I think it's worth double clicking here. Why did Google have significantly better search results for a long time?
1) There was a data flywheel effect, wherein Google was able to improve search results by analyzing the vast amount of user activity on its site.
2) There were real economies of scale in managing the cost of data centers and servers
3) Their advertising business model benefited from network effects, wherein advertisers don't want to bother giving money to a search engine with a much smaller user base. This profitability funded R&D that competitors couldn't match.
There are probably more that I'm missing, but I think the primary takeaway is that Google's scale, in and of itself, led to a better product.
Can the same be said for OpenAI? I can't think of any strong economies of scale or network effects for them, but maybe I'm missing something. Put another way, how does OpenAI's product or business model get significantly better as more people use their service?
You are forgetting a bit, I worked in some of the large datacenters where both Google and Yahoo had cages.
1) Google copied the hotmail model of strapping commodity PC components to cheap boards and building software to deal with complexity.
2) Yahoo had a much larger cage, filled with very very expensive and large DEC machines, with one poor guy sitting in a desk in there almost full time rebooting the systems etc....I hope he has any hearing left today.
3) Just right before the .com crash, I was in a cage next to Google's racking dozens of brand new Netra T1s, which were pretty slow and expensive...that company I was working for died in the crash.
Google grew to be profitable because they controlled costs, invested in software vs service contracts and enterprise gear, had a simple non-intrusive text based ad model etc...
Most of what you mention above was well after that model focused on users and thrift allowed them to scale and is survivorship bias. Internal incentives that directed capitol expenditures to meet the mission vs protect peoples back was absolutely a related to their survival.

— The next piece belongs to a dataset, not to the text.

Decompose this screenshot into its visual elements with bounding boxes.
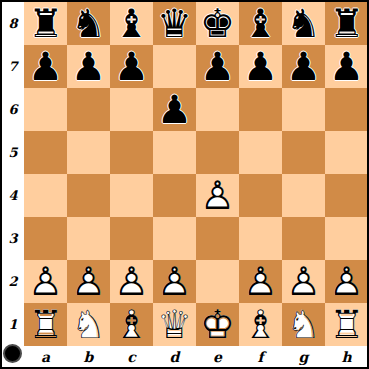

Even though it was a metasearch, my personal preference was SavvySearch until it was bought and killed or what ever that story way.
In theory, the more people use the product, the more OpenAI knows what they are asking about and what they do after the first result, the better it can align its model to deliver better results.
A similar dynamic occurred in the early days of search engines.
I call it the experience flywheel. Humans come with problems, AI asistant generates some ideas, human tries them out and comes back to iterate. The model gets feedback on prior ideas. So you could say AI tested an idea in the real world, using a human. This happens many times over for 300M users at OpenAI. They put a trillion tokens into human brains, and as many into their logs. The influence is bidirectional. People adapt to the model, and the model adapts to us.. But that is in theory.
In practice I never heard OpenAI mention how they use chat logs for improving the model. They are either afraid to say, for privacy reasons, or want to keep it secret for technical advantage. But just think about the billions of sessions per month. A large number of them contain extensive problem solving. So the LLMs can collect experience, and use it to improve problem solving. This makes them into a flywheel of human experience.
Brands are incredibly powerful when talking about consumer goods.